Mosely tells her that sort of thing is not on the list for today: "We're only going to take a slice of Adams Morgan," he says. "We won't go over the whole neighborhood, but we’re going to try to take a look at some of the more significant left monuments."
Those monuments turn out to be a series of row houses in which anti-Vietnam protesters and Nixon-era anarchists shacked up. Mosely points out the temporary dacha of Daniel and Philip Berrigan, the first Roman Catholic priests to appear on the FBI's "most wanted" list (they were Jesuits). He also invites his gaggle to reflect upon the apartment building, in which rests the room where Carl Bernstein lived while he was writing All the President's Men. He then stands for a long time in front of the row house wherein the Mayday Tribe plotted the overthrow of the federal government in 1971.

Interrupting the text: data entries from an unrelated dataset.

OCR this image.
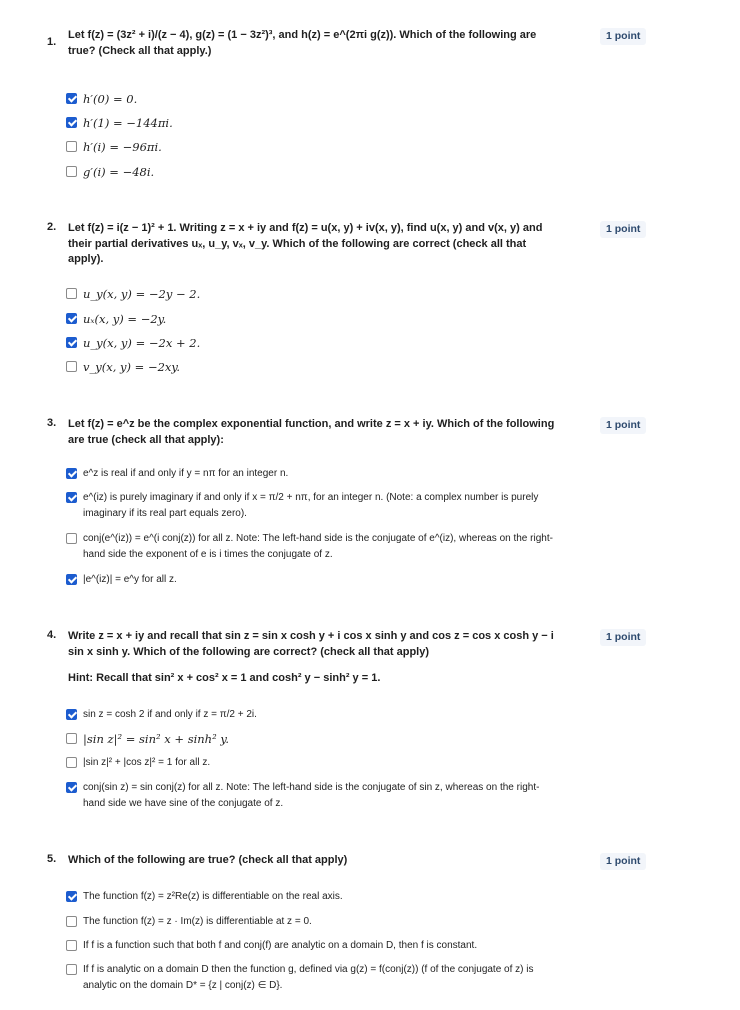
1.
Let f(z) = (3z² + i)/(z − 4), g(z) = (1 − 3z²)³, and h(z) = e^(2πi g(z)). Which of the following are true? (Check all that apply.)
1 point
h′(0) = 0.
h′(1) = −144πi.
h′(i) = −96πi.
g′(i) = −48i.
2. Let f(z) = i(z − 1)² + 1. Writing z = x + iy and f(z) = u(x, y) + iv(x, y), find u(x, y) and v(x, y) and their partial derivatives uₓ, u_y, vₓ, v_y. Which of the following are correct (check all that apply).
1 point
u_y(x, y) = −2y − 2.
uₓ(x, y) = −2y.
u_y(x, y) = −2x + 2.
v_y(x, y) = −2xy.
3. Let f(z) = e^z be the complex exponential function, and write z = x + iy. Which of the following are true (check all that apply):
1 point
e^z is real if and only if y = nπ for an integer n.
e^(iz) is purely imaginary if and only if x = π/2 + nπ, for an integer n. (Note: a complex number is purely imaginary if its real part equals zero).
conj(e^(iz)) = e^(i conj(z)) for all z. Note: The left-hand side is the conjugate of e^(iz), whereas on the right-hand side the exponent of e is i times the conjugate of z.
|e^(iz)| = e^y for all z.
4. Write z = x + iy and recall that sin z = sin x cosh y + i cos x sinh y and cos z = cos x cosh y − i sin x sinh y. Which of the following are correct? (check all that apply)
1 point
Hint: Recall that sin² x + cos² x = 1 and cosh² y − sinh² y = 1.
sin z = cosh 2 if and only if z = π/2 + 2i.
|sin z|² = sin² x + sinh² y.
|sin z|² + |cos z|² = 1 for all z.
conj(sin z) = sin conj(z) for all z. Note: The left-hand side is the conjugate of sin z, whereas on the right-hand side we have sine of the conjugate of z.
5. Which of the following are true? (check all that apply)	1 point
The function f(z) = z²Re(z) is differentiable on the real axis.
The function f(z) = z · Im(z) is differentiable at z = 0.
If f is a function such that both f and conj(f) are analytic on a domain D, then f is constant.
If f is analytic on a domain D then the function g, defined via g(z) = f(conj(z)) (f of the conjugate of z) is analytic on the domain D* = {z | conj(z) ∈ D}.
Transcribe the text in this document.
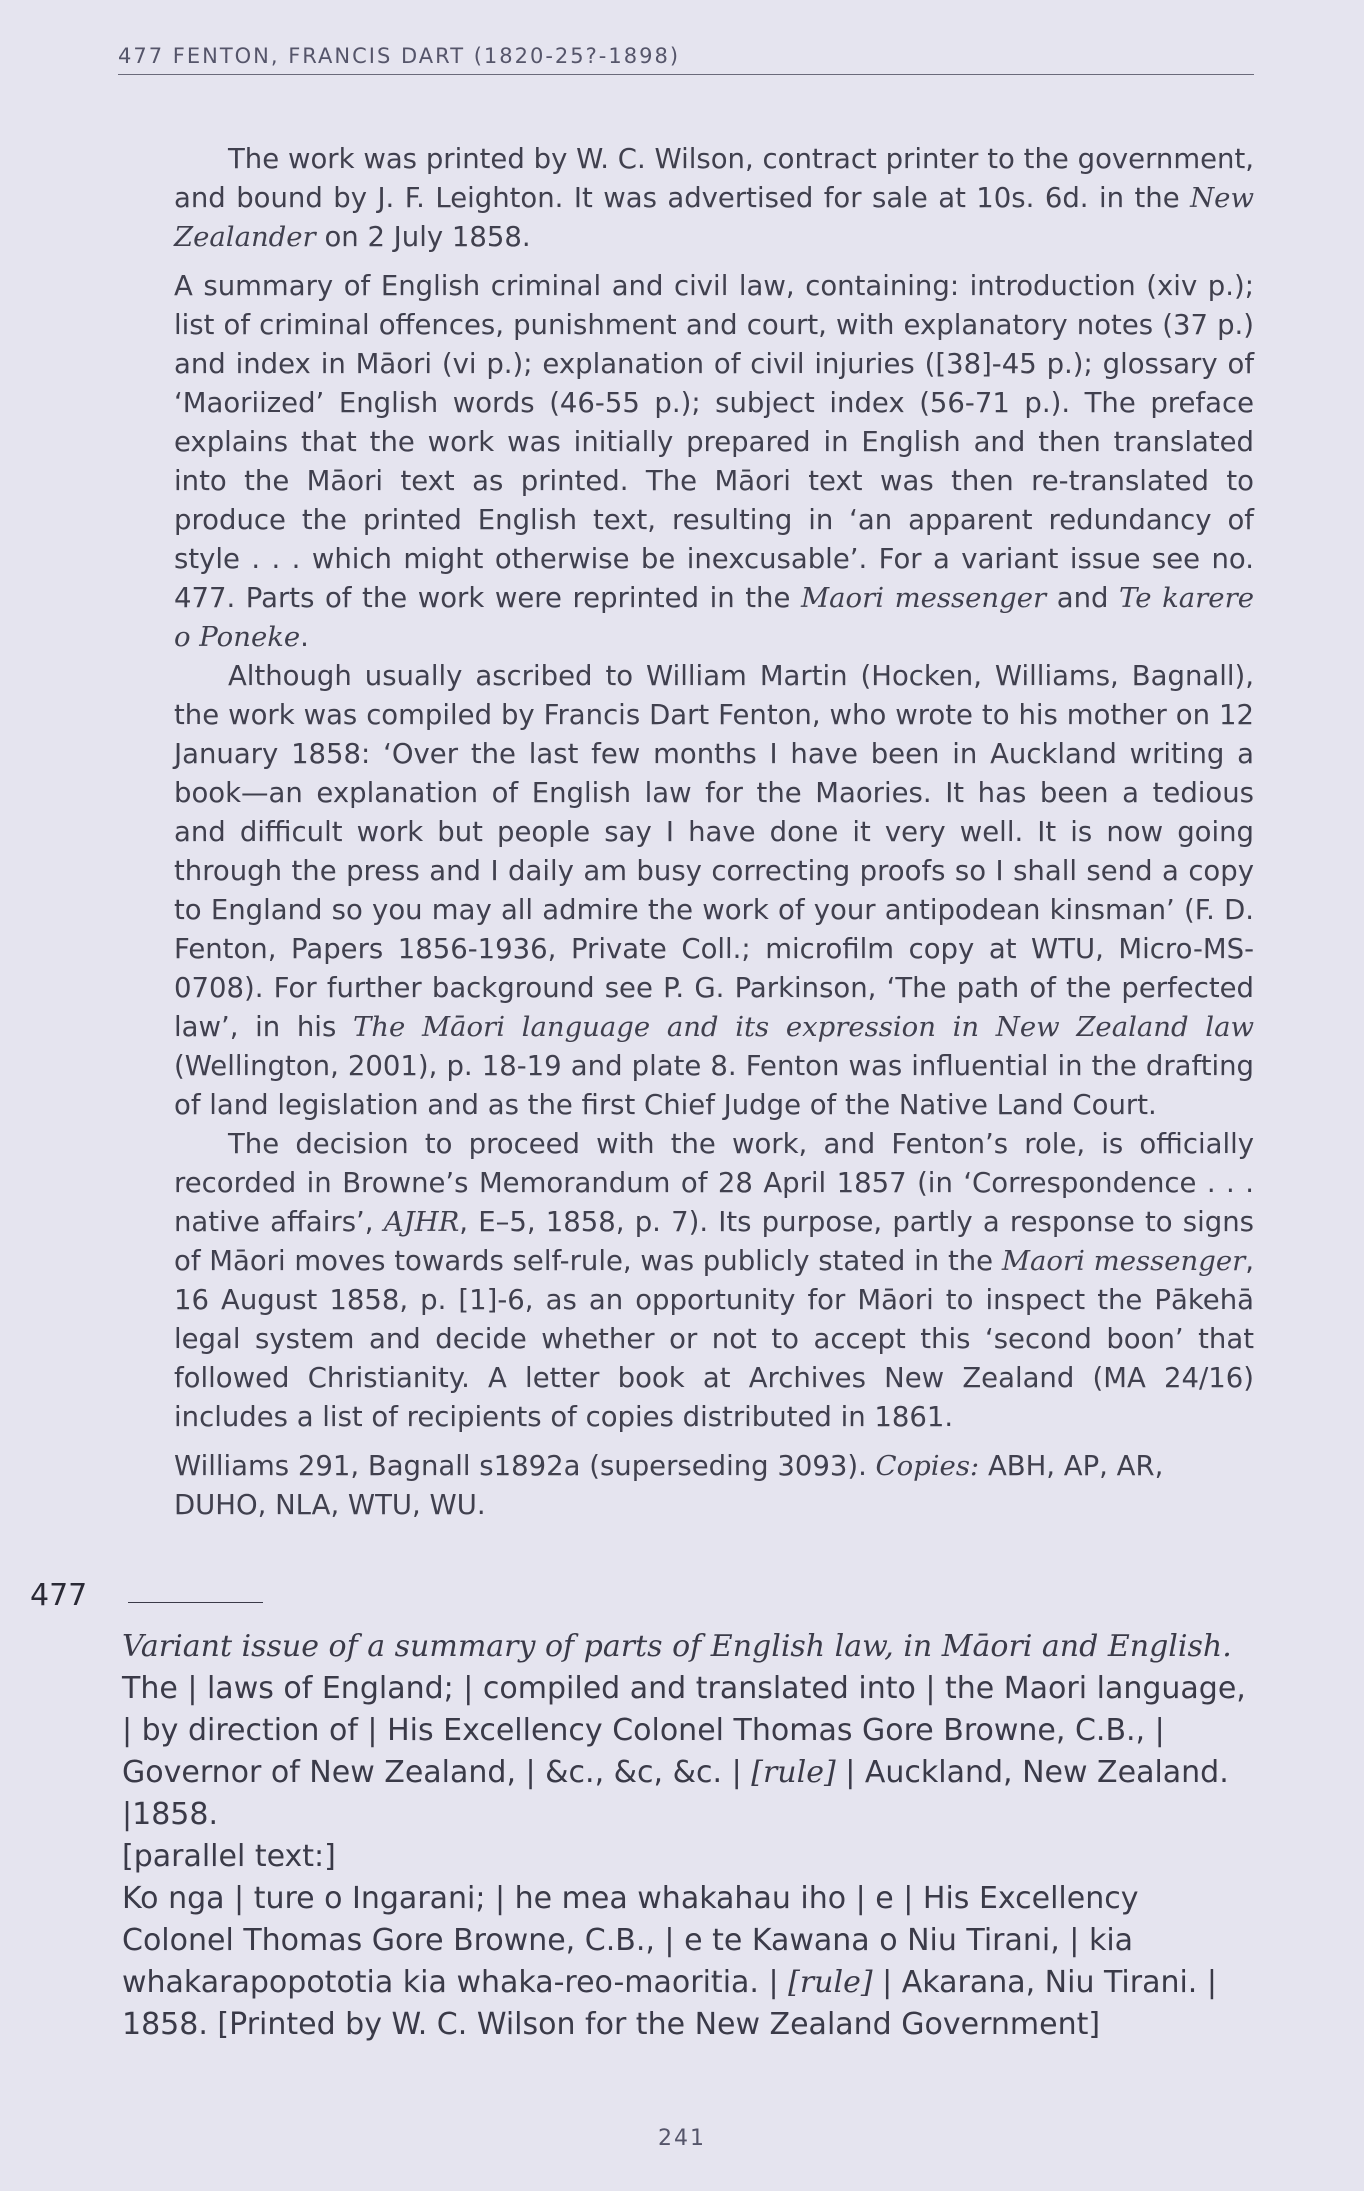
477 FENTON, FRANCIS DART (1820-25?-1898)

The work was printed by W. C. Wilson, contract printer to the government, and bound by J. F. Leighton. It was advertised for sale at 10s. 6d. in the New Zealander on 2 July 1858.

A summary of English criminal and civil law, containing: introduction (xiv p.); list of criminal offences, punishment and court, with explanatory notes (37 p.) and index in Māori (vi p.); explanation of civil injuries ([38]-45 p.); glossary of ‘Maoriized’ English words (46-55 p.); subject index (56-71 p.). The preface explains that the work was initially prepared in English and then translated into the Māori text as printed. The Māori text was then re-translated to produce the printed English text, resulting in ‘an apparent redundancy of style . . . which might otherwise be inexcusable’. For a variant issue see no. 477. Parts of the work were reprinted in the Maori messenger and Te karere o Poneke.

Although usually ascribed to William Martin (Hocken, Williams, Bagnall), the work was compiled by Francis Dart Fenton, who wrote to his mother on 12 January 1858: ‘Over the last few months I have been in Auckland writing a book—an explanation of English law for the Maories. It has been a tedious and difficult work but people say I have done it very well. It is now going through the press and I daily am busy correcting proofs so I shall send a copy to England so you may all admire the work of your antipodean kinsman’ (F. D. Fenton, Papers 1856-1936, Private Coll.; microfilm copy at WTU, Micro-MS-0708). For further background see P. G. Parkinson, ‘The path of the perfected law’, in his The Māori language and its expression in New Zealand law (Wellington, 2001), p. 18-19 and plate 8. Fenton was influential in the drafting of land legislation and as the first Chief Judge of the Native Land Court.

The decision to proceed with the work, and Fenton’s role, is officially recorded in Browne’s Memorandum of 28 April 1857 (in ‘Correspondence . . . native affairs’, AJHR, E–5, 1858, p. 7). Its purpose, partly a response to signs of Māori moves towards self-rule, was publicly stated in the Maori messenger, 16 August 1858, p. [1]-6, as an opportunity for Māori to inspect the Pākehā legal system and decide whether or not to accept this ‘second boon’ that followed Christianity. A letter book at Archives New Zealand (MA 24/16) includes a list of recipients of copies distributed in 1861.

Williams 291, Bagnall s1892a (superseding 3093). Copies: ABH, AP, AR, DUHO, NLA, WTU, WU.

477

Variant issue of a summary of parts of English law, in Māori and English. The | laws of England; | compiled and translated into | the Maori language, | by direction of | His Excellency Colonel Thomas Gore Browne, C.B., | Governor of New Zealand, | &c., &c, &c. | [rule] | Auckland, New Zealand. |1858.

[parallel text:]

Ko nga | ture o Ingarani; | he mea whakahau iho | e | His Excellency Colonel Thomas Gore Browne, C.B., | e te Kawana o Niu Tirani, | kia whakarapopototia kia whaka-reo-maoritia. | [rule] | Akarana, Niu Tirani. | 1858. [Printed by W. C. Wilson for the New Zealand Government]

241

As he walks toward the Mayday Tribe house, Mosely casts a sidelong glance at the Adam's Inn bed and breakfast across the street.
"Another indication of the gentrification here: Take a look at the row houses over there. See that bed and breakfast, with all those flags," he says. Some of the crew looks over at the house flying the American flag right alongside the TripAdvisor flag. It's an old D.C. community fixture, serving Adams Morgan since the late 1980s. Mosely nearly steps in a pile of dog crap.
About a block later, a young man holding a baby walks down the street toward Mosely. He stops and addresses the group.
"That bed and breakfast has been there for over 30 years," he says. "I heard you back there, and just thought you should know."
"Thirty years?" Mosely says. "Well, I've never seen it before, not since I've lived here."
"Just wanted you to know," the man says.
"Huh, 30 years," Mosely says as he turns back toward his audience. "Well, uh, thank you, I didn't know that."
And then Mosely's off, further into Adams Morgan—mindful not to step in any more dog crap.